My second piece I decided to try out the cowl and kangaroo pocket. This time I went with the regular height and my usual size 6/8/8 grading again.

The main body is made from a brushed french terry that came in a Knitpop scrap box. I have to talk about this fabric – it.was.a.mess – BUT it was a generous size. I was able to do a little fabric origami and get just enough fabric from what would have otherwise gone to the trash and I’m glad I did because it’s is soooooooo soft.


The sleeves are made from a poly blend fabric from a Boho Fabrics mystery box that I’ve been holding on to for two years because it was too pretty to cut into without the perfect project.


I love the fit of the cowl on this one. I sometimes find cowls a bit suffocating but this is just loose enough to make me feel comfortable. However, I did skip the drawstring on the cowl out of personal preference.

Nova is on sale for $7.99 through 18th of September no code needed. 


Lauren Knit Top and Dress

I love cozy sweaters. I love interesting design. I love a challenge. Lauren from Sinclair Patterns  checks all three boxes.

Lauren is a draped front top or dress with pleating details at the shoulder and waist. The wrapped front gives an asymmetrical neckline.  As per usual the pattern comes in a large size range and three height options. Now I’ll be honest, those pleats – not for the faint of heart – but so worth it!


I sewed up both variations: a dress in a brightly patterned ITY and and the top made from a polkadot sweater knit. Both fabrics are from Knitpop auction boxes. As you’ll see, fabric choice is hugely important in determining how this pattern drapes and fits.

First I made the ITY dress.

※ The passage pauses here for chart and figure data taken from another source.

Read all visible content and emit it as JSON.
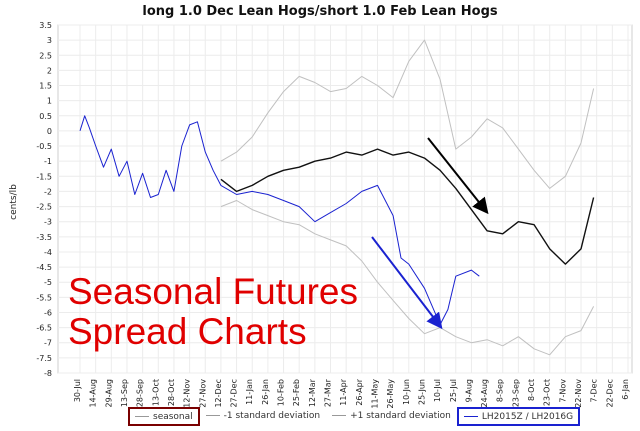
{
  "chart_data": {
    "type": "line",
    "title": "long 1.0 Dec Lean Hogs/short 1.0 Feb Lean Hogs",
    "ylabel": "cents/lb",
    "ylim": [
      -8,
      3.5
    ],
    "y_ticks": [
      "3.5",
      "3",
      "2.5",
      "2",
      "1.5",
      "1",
      "0.5",
      "0",
      "-0.5",
      "-1",
      "-1.5",
      "-2",
      "-2.5",
      "-3",
      "-3.5",
      "-4",
      "-4.5",
      "-5",
      "-5.5",
      "-6",
      "-6.5",
      "-7",
      "-7.5",
      "-8"
    ],
    "x_ticks": [
      "30-Jul",
      "14-Aug",
      "29-Aug",
      "13-Sep",
      "28-Sep",
      "13-Oct",
      "28-Oct",
      "12-Nov",
      "27-Nov",
      "12-Dec",
      "27-Dec",
      "11-Jan",
      "26-Jan",
      "10-Feb",
      "25-Feb",
      "12-Mar",
      "27-Mar",
      "11-Apr",
      "26-Apr",
      "11-May",
      "26-May",
      "10-Jun",
      "25-Jun",
      "10-Jul",
      "25-Jul",
      "9-Aug",
      "24-Aug",
      "8-Sep",
      "23-Sep",
      "8-Oct",
      "23-Oct",
      "7-Nov",
      "22-Nov",
      "7-Dec",
      "22-Dec",
      "6-Jan"
    ],
    "series": [
      {
        "name": "seasonal",
        "color": "#111111",
        "points": [
          [
            9,
            -1.6
          ],
          [
            10,
            -2.0
          ],
          [
            11,
            -1.8
          ],
          [
            12,
            -1.5
          ],
          [
            13,
            -1.3
          ],
          [
            14,
            -1.2
          ],
          [
            15,
            -1.0
          ],
          [
            16,
            -0.9
          ],
          [
            17,
            -0.7
          ],
          [
            18,
            -0.8
          ],
          [
            19,
            -0.6
          ],
          [
            20,
            -0.8
          ],
          [
            21,
            -0.7
          ],
          [
            22,
            -0.9
          ],
          [
            23,
            -1.3
          ],
          [
            24,
            -1.9
          ],
          [
            25,
            -2.6
          ],
          [
            26,
            -3.3
          ],
          [
            27,
            -3.4
          ],
          [
            28,
            -3.0
          ],
          [
            29,
            -3.1
          ],
          [
            30,
            -3.9
          ],
          [
            31,
            -4.4
          ],
          [
            32,
            -3.9
          ],
          [
            32.8,
            -2.2
          ]
        ]
      },
      {
        "name": "-1 standard deviation",
        "color": "#c0c0c0",
        "points": [
          [
            9,
            -2.5
          ],
          [
            10,
            -2.3
          ],
          [
            11,
            -2.6
          ],
          [
            12,
            -2.8
          ],
          [
            13,
            -3.0
          ],
          [
            14,
            -3.1
          ],
          [
            15,
            -3.4
          ],
          [
            16,
            -3.6
          ],
          [
            17,
            -3.8
          ],
          [
            18,
            -4.3
          ],
          [
            19,
            -5.0
          ],
          [
            20,
            -5.6
          ],
          [
            21,
            -6.2
          ],
          [
            22,
            -6.7
          ],
          [
            23,
            -6.5
          ],
          [
            24,
            -6.8
          ],
          [
            25,
            -7.0
          ],
          [
            26,
            -6.9
          ],
          [
            27,
            -7.1
          ],
          [
            28,
            -6.8
          ],
          [
            29,
            -7.2
          ],
          [
            30,
            -7.4
          ],
          [
            31,
            -6.8
          ],
          [
            32,
            -6.6
          ],
          [
            32.8,
            -5.8
          ]
        ]
      },
      {
        "name": "+1 standard deviation",
        "color": "#c0c0c0",
        "points": [
          [
            9,
            -1.0
          ],
          [
            10,
            -0.7
          ],
          [
            11,
            -0.2
          ],
          [
            12,
            0.6
          ],
          [
            13,
            1.3
          ],
          [
            14,
            1.8
          ],
          [
            15,
            1.6
          ],
          [
            16,
            1.3
          ],
          [
            17,
            1.4
          ],
          [
            18,
            1.8
          ],
          [
            19,
            1.5
          ],
          [
            20,
            1.1
          ],
          [
            21,
            2.3
          ],
          [
            22,
            3.0
          ],
          [
            23,
            1.7
          ],
          [
            24,
            -0.6
          ],
          [
            25,
            -0.2
          ],
          [
            26,
            0.4
          ],
          [
            27,
            0.1
          ],
          [
            28,
            -0.6
          ],
          [
            29,
            -1.3
          ],
          [
            30,
            -1.9
          ],
          [
            31,
            -1.5
          ],
          [
            32,
            -0.4
          ],
          [
            32.8,
            1.4
          ]
        ]
      },
      {
        "name": "LH2015Z / LH2016G",
        "color": "#1a22d0",
        "points": [
          [
            0,
            0.0
          ],
          [
            0.3,
            0.5
          ],
          [
            0.6,
            0.1
          ],
          [
            1,
            -0.5
          ],
          [
            1.5,
            -1.2
          ],
          [
            2,
            -0.6
          ],
          [
            2.5,
            -1.5
          ],
          [
            3,
            -1.0
          ],
          [
            3.5,
            -2.1
          ],
          [
            4,
            -1.4
          ],
          [
            4.5,
            -2.2
          ],
          [
            5,
            -2.1
          ],
          [
            5.5,
            -1.3
          ],
          [
            6,
            -2.0
          ],
          [
            6.5,
            -0.5
          ],
          [
            7,
            0.2
          ],
          [
            7.5,
            0.3
          ],
          [
            8,
            -0.7
          ],
          [
            8.5,
            -1.3
          ],
          [
            9,
            -1.8
          ],
          [
            10,
            -2.1
          ],
          [
            11,
            -2.0
          ],
          [
            12,
            -2.1
          ],
          [
            13,
            -2.3
          ],
          [
            14,
            -2.5
          ],
          [
            15,
            -3.0
          ],
          [
            16,
            -2.7
          ],
          [
            17,
            -2.4
          ],
          [
            18,
            -2.0
          ],
          [
            19,
            -1.8
          ],
          [
            20,
            -2.8
          ],
          [
            20.5,
            -4.2
          ],
          [
            21,
            -4.4
          ],
          [
            22,
            -5.2
          ],
          [
            23,
            -6.4
          ],
          [
            23.5,
            -5.9
          ],
          [
            24,
            -4.8
          ],
          [
            25,
            -4.6
          ],
          [
            25.5,
            -4.8
          ]
        ]
      }
    ],
    "annotations": [
      "Seasonal Futures",
      "Spread Charts"
    ],
    "legend": [
      "seasonal",
      "-1 standard deviation",
      "+1 standard deviation",
      "LH2015Z / LH2016G"
    ],
    "grid": true,
    "legend_position": "bottom"
  }
}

This is so comfortable!! It’s cold and windy here now, but when the weather warms up I think it’ll be in heavy rotation. I was concerned that the wrap would be loose and show off more than I’d like, but the weight of the ITY keeps everything in place and modest. The slightly dropped waist gives it a different look that I haven’t seen lately and I kinda love it. You should see the way the skirt moves too.

The second was the polkadot sweater. This time the draped front fell further from my body. I don’t necessarily need an undershirt with it but it makes me feel better. I wore this to my kids’ school the week after I made it and got tons of complements and I was supremely comfortable while cutting 50 little handprints out of construction paper.

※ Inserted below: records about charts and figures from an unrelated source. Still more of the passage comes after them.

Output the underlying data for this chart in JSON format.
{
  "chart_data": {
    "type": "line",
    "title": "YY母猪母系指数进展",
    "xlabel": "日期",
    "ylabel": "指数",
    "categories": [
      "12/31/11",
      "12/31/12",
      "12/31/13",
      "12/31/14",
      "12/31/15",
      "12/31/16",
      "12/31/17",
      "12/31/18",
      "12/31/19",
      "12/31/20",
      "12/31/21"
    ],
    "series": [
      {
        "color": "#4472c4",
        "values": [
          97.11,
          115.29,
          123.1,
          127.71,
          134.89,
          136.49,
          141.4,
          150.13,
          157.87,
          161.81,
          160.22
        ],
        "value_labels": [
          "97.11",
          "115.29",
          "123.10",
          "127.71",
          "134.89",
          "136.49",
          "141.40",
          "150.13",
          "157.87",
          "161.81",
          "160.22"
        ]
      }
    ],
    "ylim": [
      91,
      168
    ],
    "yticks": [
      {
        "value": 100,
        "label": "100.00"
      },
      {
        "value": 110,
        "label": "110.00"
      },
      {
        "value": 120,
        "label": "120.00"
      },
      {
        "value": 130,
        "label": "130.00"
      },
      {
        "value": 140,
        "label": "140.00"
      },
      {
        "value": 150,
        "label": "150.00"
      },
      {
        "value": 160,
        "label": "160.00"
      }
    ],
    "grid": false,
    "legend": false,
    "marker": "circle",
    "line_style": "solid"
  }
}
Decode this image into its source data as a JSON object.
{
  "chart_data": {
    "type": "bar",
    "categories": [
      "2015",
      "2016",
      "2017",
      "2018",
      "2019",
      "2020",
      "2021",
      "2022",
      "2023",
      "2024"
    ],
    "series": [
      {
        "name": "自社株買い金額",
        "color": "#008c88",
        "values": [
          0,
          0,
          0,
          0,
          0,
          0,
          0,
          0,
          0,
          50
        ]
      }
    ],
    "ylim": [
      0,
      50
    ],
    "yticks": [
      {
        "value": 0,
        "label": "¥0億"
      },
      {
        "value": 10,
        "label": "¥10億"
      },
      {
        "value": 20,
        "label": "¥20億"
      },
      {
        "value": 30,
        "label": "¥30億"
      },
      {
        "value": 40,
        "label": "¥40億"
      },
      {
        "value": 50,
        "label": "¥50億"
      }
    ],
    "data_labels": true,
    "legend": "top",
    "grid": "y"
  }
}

Get your copy here, you’re going to love it.


Santi Skirt

Nothing beats a good structured skirt. Especially in winter. Especially made of lovely blue corduroy.


The new Santi skirt from Designer Stitch is a great exercise in structure and construction. It gives you the opportunity to play around with your top stitching skills while still being quick and painless to construct.

Also pockets.

All the pockets.

Cell phone sized pockets.

The skirt comes with an optional belt as well that really pulls the whole thing together.